To visualize what containers are offering, let’s consider one division of the different layers of what a software package’A’ needs in order to run. You need to provide some hardware in the form of a computer with a CPU, RAM, disk space, and other similar resources. Then, you need to install an operating system (OS) on this hardware, such as CentOS. With the operating system installed, you can install the binaries and libraries that your software ‘A’ depends on. Finally, you can installand use software ‘A’ itself.

This workflow is OK for personal workstations, or other single-user machines. It has worked for decades, after all. But you can run into a few different issues that make it less than ideal for some workflows:

Workstation vs Shared Resource

There are a couple of common ways to deal with these issues - virtual machines (VMs) and containers. Conceptually these two solutions are similar - isolate the environment you want to manage away from the host system, so you can run multiple independent environments. They differ a bit in implementation, however. While a VM-based solution requires each environment to run its own independent operating system, a container-based solution provides a translation layer between the environment and the host operating system. The specifics of this go a bit beyond the intended scope of today’s material, but this has two important high-level consequences that make containers the more appealing solution for MSI:

Container vs VM

Images and containers

A brief note on the terminology used in this section of the course. We refer to both images and containers. What is the distinction between these two terms?

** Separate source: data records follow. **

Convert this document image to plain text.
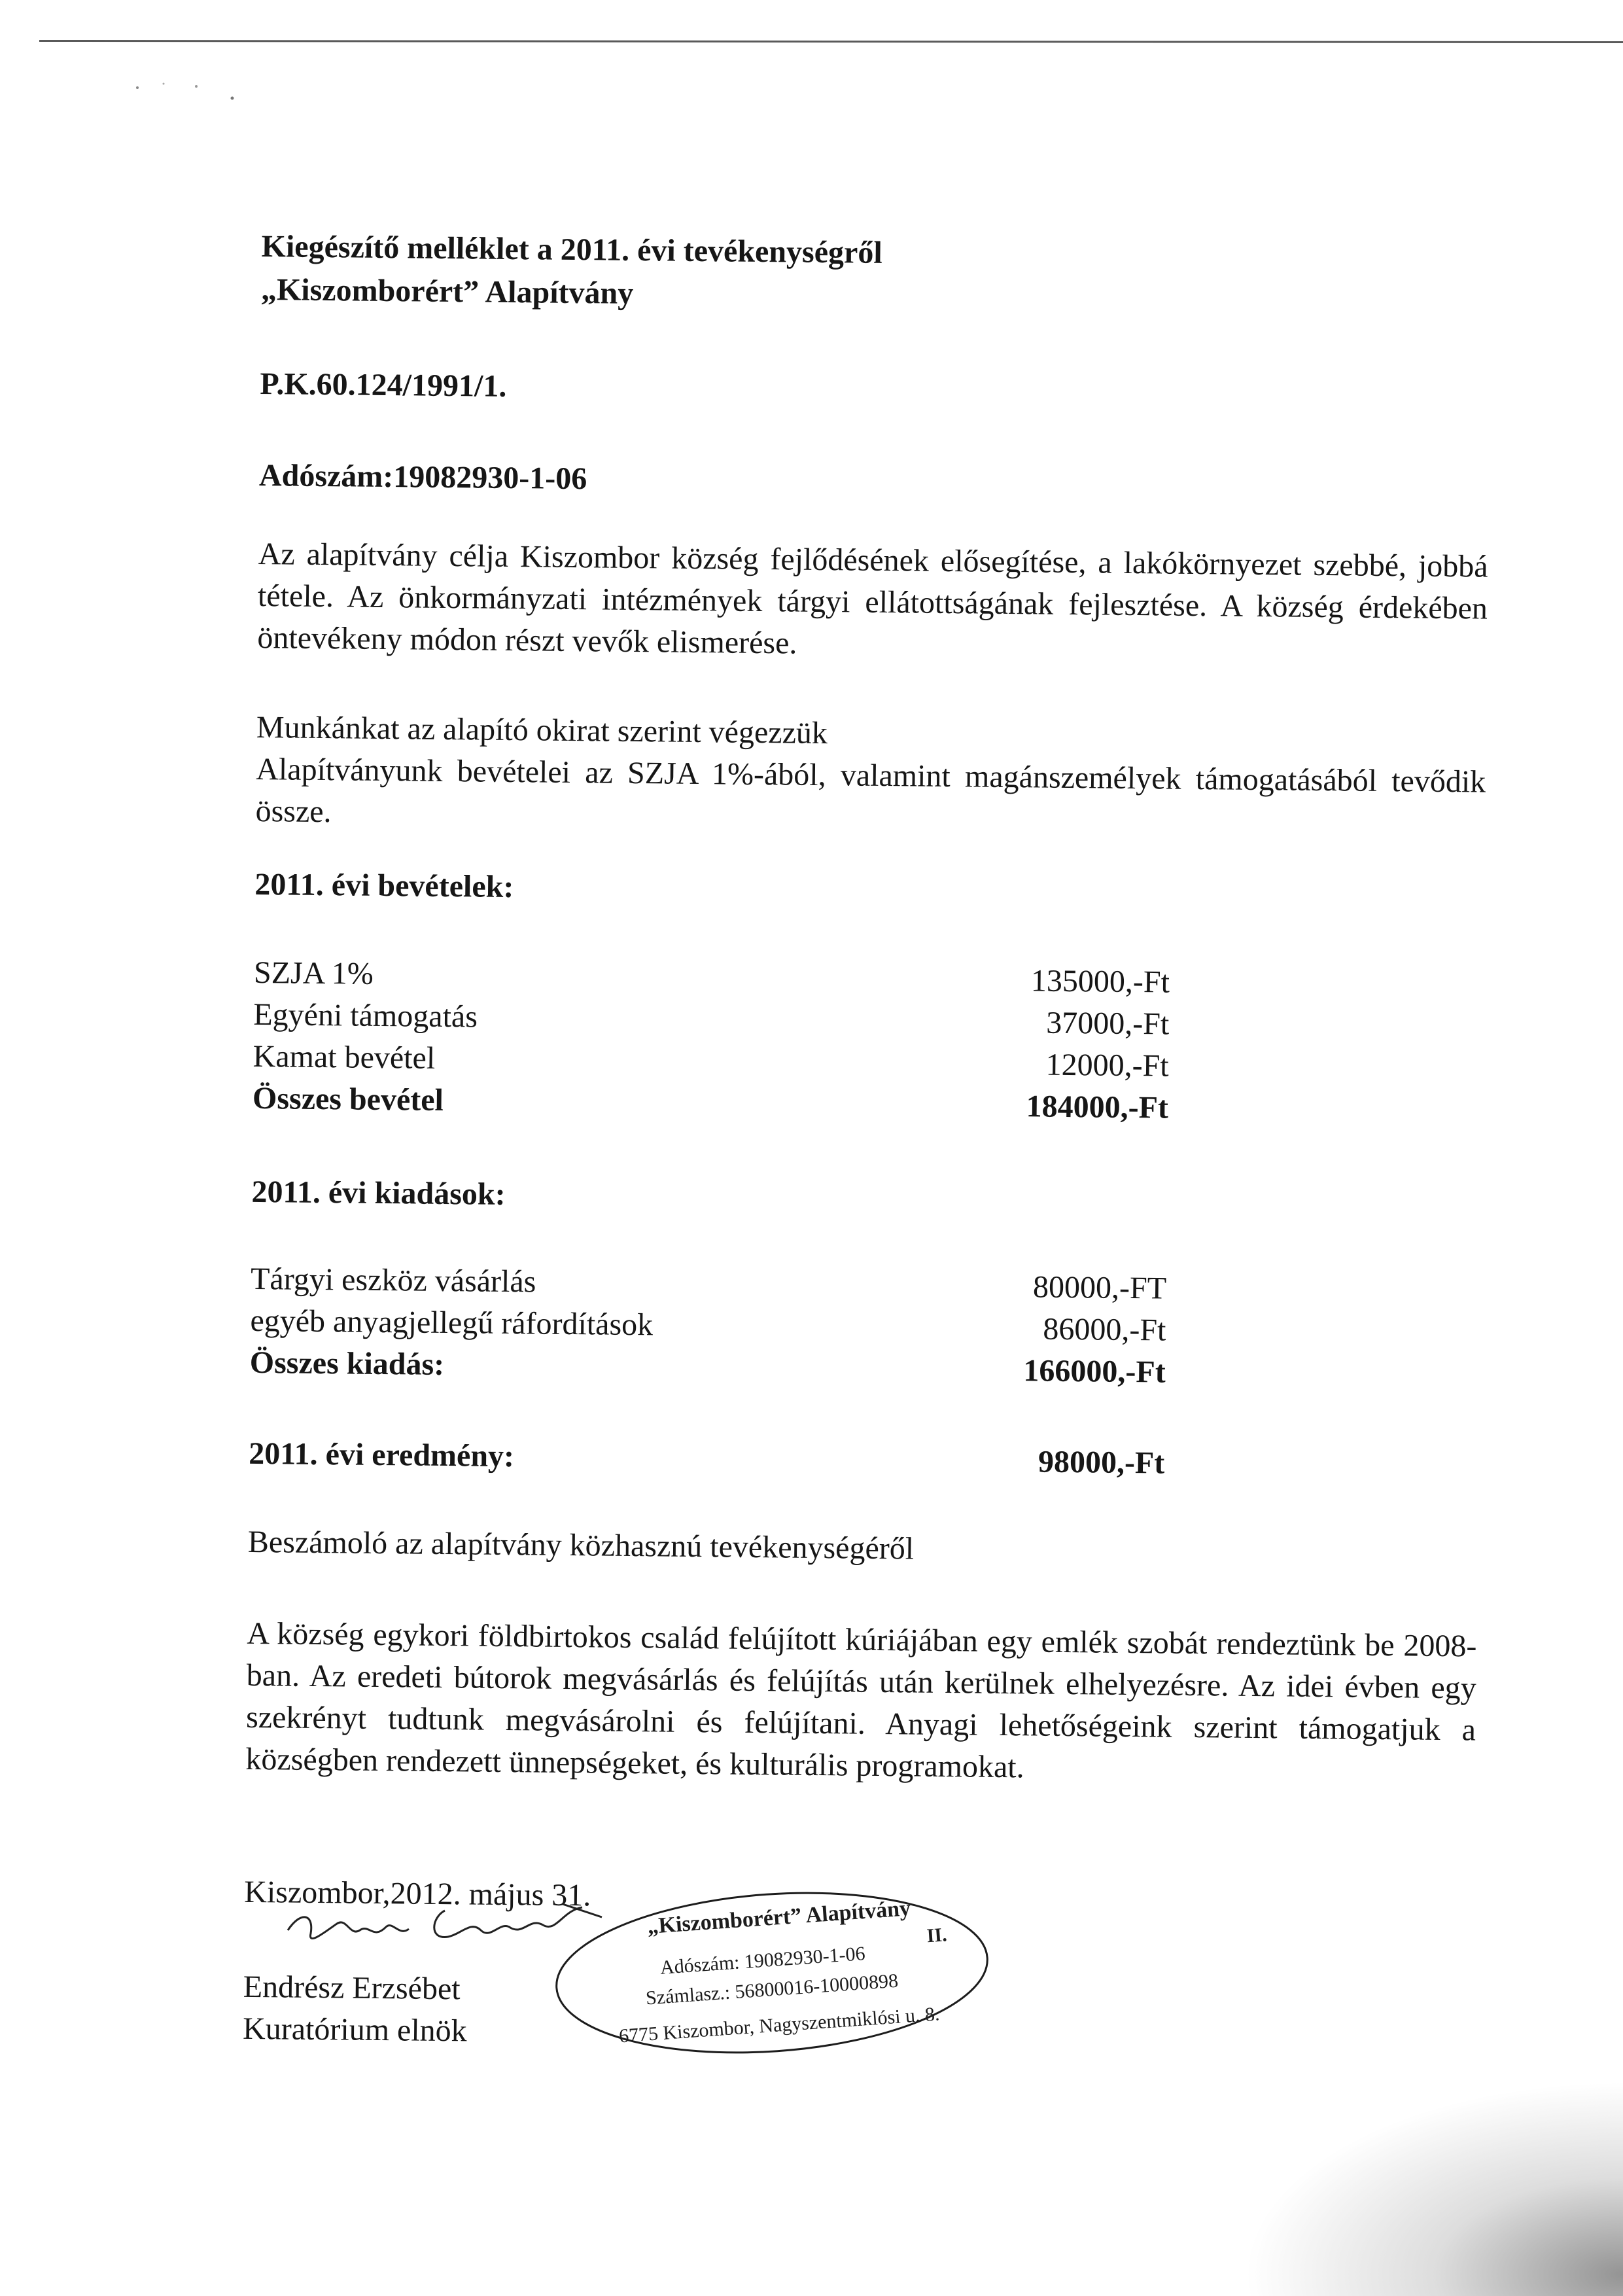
Kiegészítő melléklet a 2011. évi tevékenységről
„Kiszomborért” Alapítvány
P.K.60.124/1991/1.
Adószám:19082930-1-06
Az alapítvány célja Kiszombor község fejlődésének elősegítése, a lakókörnyezet szebbé, jobbá tétele. Az önkormányzati intézmények tárgyi ellátottságának fejlesztése. A község érdekében öntevékeny módon részt vevők elismerése.
Munkánkat az alapító okirat szerint végezzük
Alapítványunk bevételei az SZJA 1%-ából, valamint magánszemélyek támogatásából tevődik össze.
2011. évi bevételek:
SZJA 1%	135000,-Ft
Egyéni támogatás	37000,-Ft
Kamat bevétel	12000,-Ft
Összes bevétel	184000,-Ft
2011. évi kiadások:
Tárgyi eszköz vásárlás	80000,-FT
egyéb anyagjellegű ráfordítások	86000,-Ft
Összes kiadás:	166000,-Ft
2011. évi eredmény:	98000,-Ft
Beszámoló az alapítvány közhasznú tevékenységéről
A község egykori földbirtokos család felújított kúriájában egy emlék szobát rendeztünk be 2008-ban. Az eredeti bútorok megvásárlás és felújítás után kerülnek elhelyezésre. Az idei évben egy szekrényt tudtunk megvásárolni és felújítani. Anyagi lehetőségeink szerint támogatjuk a községben rendezett ünnepségeket, és kulturális programokat.
Kiszombor,2012. május 31.
Endrész Erzsébet
Kuratórium elnök
„Kiszomborért” Alapítvány
Adószám: 19082930-1-06
Számlasz.: 56800016-10000898
6775 Kiszombor, Nagyszentmiklósi u. 8.
II.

Images are bundles of files including an operating system, software and potentially data and other application-related files. They may sometimes be referred to as a disk image or container image and they may be stored in different ways, perhaps as a single file, or as a group of files. Either way, we refer to this file, or collection of files, as an image.

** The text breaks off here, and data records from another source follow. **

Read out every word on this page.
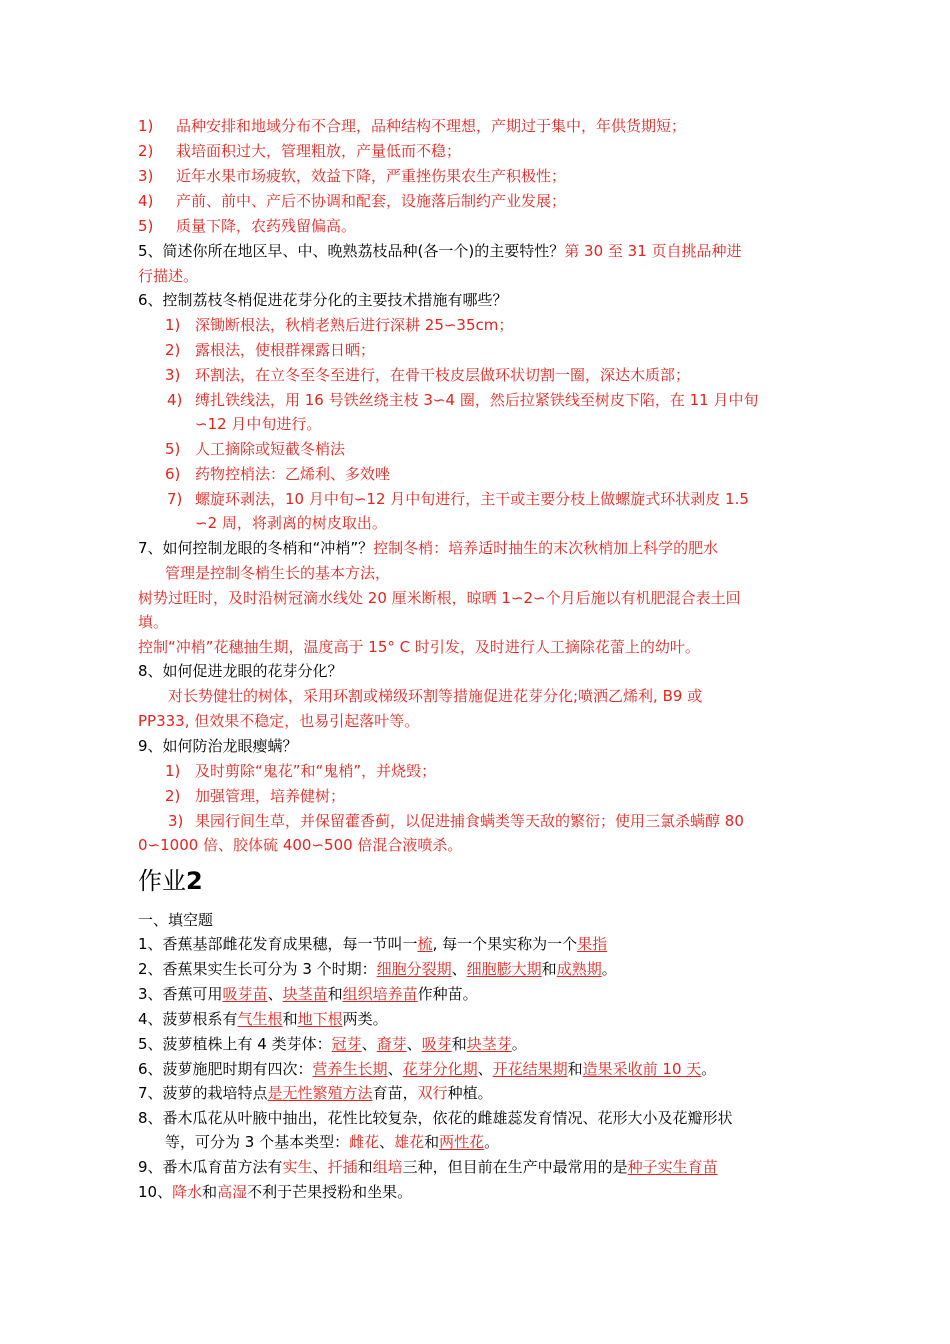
1) 品种安排和地域分布不合理，品种结构不理想，产期过于集中，年供货期短；
2) 栽培面积过大，管理粗放，产量低而不稳；
3) 近年水果市场疲软，效益下降，严重挫伤果农生产积极性；
4) 产前、前中、产后不协调和配套，设施落后制约产业发展；
5) 质量下降，农药残留偏高。
5、简述你所在地区早、中、晚熟荔枝品种(各一个)的主要特性？第 30 至 31 页自挑品种进
行描述。
6、控制荔枝冬梢促进花芽分化的主要技术措施有哪些？
1) 深锄断根法，秋梢老熟后进行深耕 25∽35cm；
2) 露根法，使根群裸露日晒；
3) 环割法，在立冬至冬至进行，在骨干枝皮层做环状切割一圈，深达木质部；
4) 缚扎铁线法，用 16 号铁丝绕主枝 3∽4 圈，然后拉紧铁线至树皮下陷，在 11 月中旬
∽12 月中旬进行。
5) 人工摘除或短截冬梢法
6) 药物控梢法：乙烯利、多效唑
7) 螺旋环剥法，10 月中旬∽12 月中旬进行，主干或主要分枝上做螺旋式环状剥皮 1.5
∽2 周，将剥离的树皮取出。
7、如何控制龙眼的冬梢和“冲梢”？控制冬梢：培养适时抽生的末次秋梢加上科学的肥水
管理是控制冬梢生长的基本方法，
树势过旺时，及时沿树冠滴水线处 20 厘米断根，晾晒 1∽2∽个月后施以有机肥混合表土回
填。
控制“冲梢”花穗抽生期，温度高于 15° C 时引发，及时进行人工摘除花蕾上的幼叶。
8、如何促进龙眼的花芽分化？
对长势健壮的树体，采用环割或梯级环割等措施促进花芽分化;喷洒乙烯利, B9 或
PP333, 但效果不稳定，也易引起落叶等。
9、如何防治龙眼瘿螨？
1) 及时剪除“鬼花”和“鬼梢”，并烧毁；
2) 加强管理，培养健树；
3) 果园行间生草，并保留藿香蓟，以促进捕食螨类等天敌的繁衍；使用三氯杀螨醇 80
0∽1000 倍、胶体硫 400∽500 倍混合液喷杀。
作业2
一、填空题
1、香蕉基部雌花发育成果穗，每一节叫一梳, 每一个果实称为一个果指
2、香蕉果实生长可分为 3 个时期：细胞分裂期、细胞膨大期和成熟期。
3、香蕉可用吸芽苗、块茎苗和组织培养苗作种苗。
4、菠萝根系有气生根和地下根两类。
5、菠萝植株上有 4 类芽体：冠芽、裔芽、吸芽和块茎芽。
6、菠萝施肥时期有四次：营养生长期、花芽分化期、开花结果期和造果采收前 10 天。
7、菠萝的栽培特点是无性繁殖方法育苗，双行种植。
8、番木瓜花从叶腋中抽出，花性比较复杂，依花的雌雄蕊发育情况、花形大小及花瓣形状
等，可分为 3 个基本类型：雌花、雄花和两性花。
9、番木瓜育苗方法有实生、扦插和组培三种，但目前在生产中最常用的是种子实生育苗
10、降水和高湿不利于芒果授粉和坐果。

A container is a virtual environment that is based on an image. That is, the files, applications, tools, etc that are available within a running container are determined by the image that the container is started from. It may be possible to start multiple container instances from an image. You could, perhaps, consider an image to be a form of template from which running container instances can be started.

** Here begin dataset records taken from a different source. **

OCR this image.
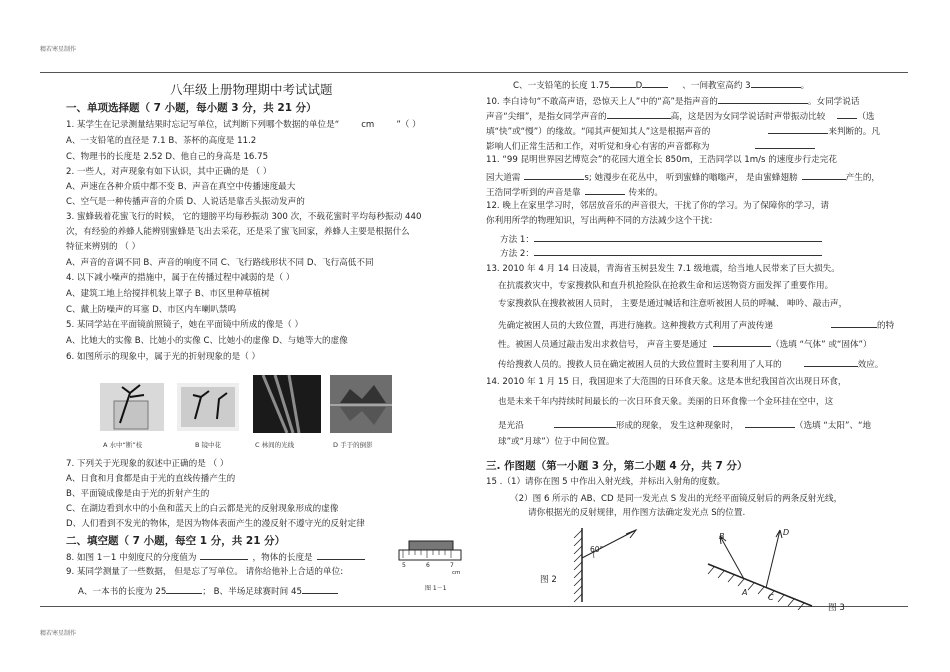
精若寒星制作
精若寒星制作
八年级上册物理期中考试试题
一、单项选择题（ 7 小题，每小题 3 分，共 21 分）
1. 某学生在记录测量结果时忘记写单位，试判断下列哪个数据的单位是“	cm	”（ ）
A、一支铅笔的直径是 7.1 B、茶杯的高度是 11.2
C、物理书的长度是 2.52 D、他自己的身高是 16.75
2. 一些人，对声现象有如下认识，其中正确的是 （ ）
A、声速在各种介质中都不变 B、声音在真空中传播速度最大
C、空气是一种传播声音的介质 D、人说话是靠舌头振动发声的
3. 蜜蜂载着花蜜飞行的时候， 它的翅膀平均每秒振动 300 次，不载花蜜时平均每秒振动 440
次，有经验的养蜂人能辨别蜜蜂是飞出去采花，还是采了蜜飞回家，养蜂人主要是根据什么
特征来辨别的 （ ）
A、声音的音调不同 B、声音的响度不同 C、飞行路线形状不同 D、飞行高低不同
4. 以下减小噪声的措施中，属于在传播过程中减弱的是（ ）
A、建筑工地上给搅拌机装上罩子 B、市区里种草植树
C、戴上防噪声的耳塞 D、市区内车喇叭禁鸣
5. 某同学站在平面镜前照镜子，她在平面镜中所成的像是（ ）
A、比她大的实像 B、比她小的实像 C、比她小的虚像 D、与她等大的虚像
6. 如图所示的现象中，属于光的折射现象的是（ ）
A 水中“断”枝	B 镜中花	C 林间的光线	D 手于的倒影
7. 下列关于光现象的叙述中正确的是 （ ）
A、日食和月食都是由于光的直线传播产生的
B、平面镜成像是由于光的折射产生的
C、在湖边看到水中的小鱼和蓝天上的白云都是光的反射现象形成的虚像
D、人们看到不发光的物体，是因为物体表面产生的漫反射不遵守光的反射定律
二、填空题（ 7 小题，每空 1 分，共 21 分）
8. 如图 1－1 中刻度尺的分度值为	，物体的长度是
9. 某同学测量了一些数据， 但是忘了写单位。 请你给他补上合适的单位:
A、一本书的长度为 25	； B、半场足球赛时间 45
5	6	7
cm
图 1－1
C、一支铅笔的长度 1.75	D	、一间教室高约 3	。
10. 李白诗句“不敢高声语，恐惊天上人”中的“高”是指声音的	。女同学说话
声音“尖细”，是指女同学声音的	高，这是因为女同学说话时声带振动比较	（选
填“快”或“慢”）的缘故。“闻其声便知其人”这是根据声音的	来判断的。凡
影响人们正常生活和工作，对听觉和身心有害的声音都称为
11. “99 昆明世界园艺博览会”的花园大道全长 850m，王浩同学以 1m/s 的速度步行走完花
园大道需	s; 她漫步在花丛中， 听到蜜蜂的嗡嗡声， 是由蜜蜂翅膀	产生的，
王浩同学听到的声音是靠	传来的。
12. 晚上在家里学习时，邻居放音乐的声音很大，干扰了你的学习。为了保障你的学习，请
你利用所学的物理知识，写出两种不同的方法减少这个干扰:
方法 1：
方法 2：
13. 2010 年 4 月 14 日凌晨，青海省玉树县发生 7.1 级地震，给当地人民带来了巨大损失。
在抗震救灾中，专家搜救队和直升机抢险队在抢救生命和运送物资方面发挥了重要作用。
专家搜救队在搜救被困人员时， 主要是通过喊话和注意听被困人员的呼喊、 呻吟、敲击声，
先确定被困人员的大致位置，再进行施救。这种搜救方式利用了声波传递	的特
性。被困人员通过敲击发出求救信号， 声音主要是通过	（选填 “气体” 或“固体”）
传给搜救人员的。搜救人员在确定被困人员的大致位置时主要利用了人耳的	效应。
14. 2010 年 1 月 15 日，我国迎来了大范围的日环食天象。这是本世纪我国首次出现日环食，
也是未来千年内持续时间最长的一次日环食天象。美丽的日环食像一个金环挂在空中，这
是光沿	形成的现象， 发生这种现象时，	（选填 “太阳”、“地
球”或“月球”）位于中间位置。
三. 作图题（第一小题 3 分，第二小题 4 分，共 7 分）
15 .（1）请你在图 5 中作出入射光线，并标出入射角的度数。
（2）图 6 所示的 AB、CD 是同一发光点 S 发出的光经平面镜反射后的两条反射光线，
请你根据光的反射规律，用作图方法确定发光点 S的位置.
60°
图 2
B	D
A
C
图 3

Many solutions are available for working with containers. One of the more common ones you may have heard about is Docker, which was developed for enterprise infrastructure workloads. You might have even used Docker to run some containers on a personal workstation, as it can be a good fit for that type of workflow as well. It isn’t a good fit for running HPC workflows, however, due to some security and feature restrictions imposed by its design.

Apptainer is an alternative container platform created specifically for the HPC use case. It allows users to build and run containers with just a few steps in most of the cases, and its design presents key concepts for the scientific community:

Apptainer vs Singularity

In these lessons you see the name Apptainer or Apptainer/Singularity, and the command apptainer. As stated in the move and renaming announcement, “Singularity IS Apptainer”. Currently there are three products derived from the original Singularity project from 2015:

MSI provides Apptainer, the most adopted variation in the scientific community, so we are using the apptainer command. If you are using Singularity or SingularityCE, just replace the command apptainer with singularity and the APPTAINER_ and APPTAINERENV_ variable prefixes with SINGULARITY_ and SINGULARITYENV_. But since its previous version was named Singularity and the developers wanted backwards-compatibility, if you have older scripts still using the singularity command they will work also in Apptainer because it is providing the singularity alias and full compatibility with the previous Singularity environment.

Documentation

The official Apptainer documentation is available online. Contains basic and advanced usage of Apptainer beyond the scope of this training document. Take a look and read the nice introduction, explaining the motivation behind the creation of Apptainer.

Key Points

  • Apptainer is a container platform designed by and for scientists.

  • Apptainer has a different security model to other container platforms, one of the key reasons that it is well suited to HPC and cluster environments. User inside the container = user outside.

  • Apptainer/Singularity has its own container image format (SIF).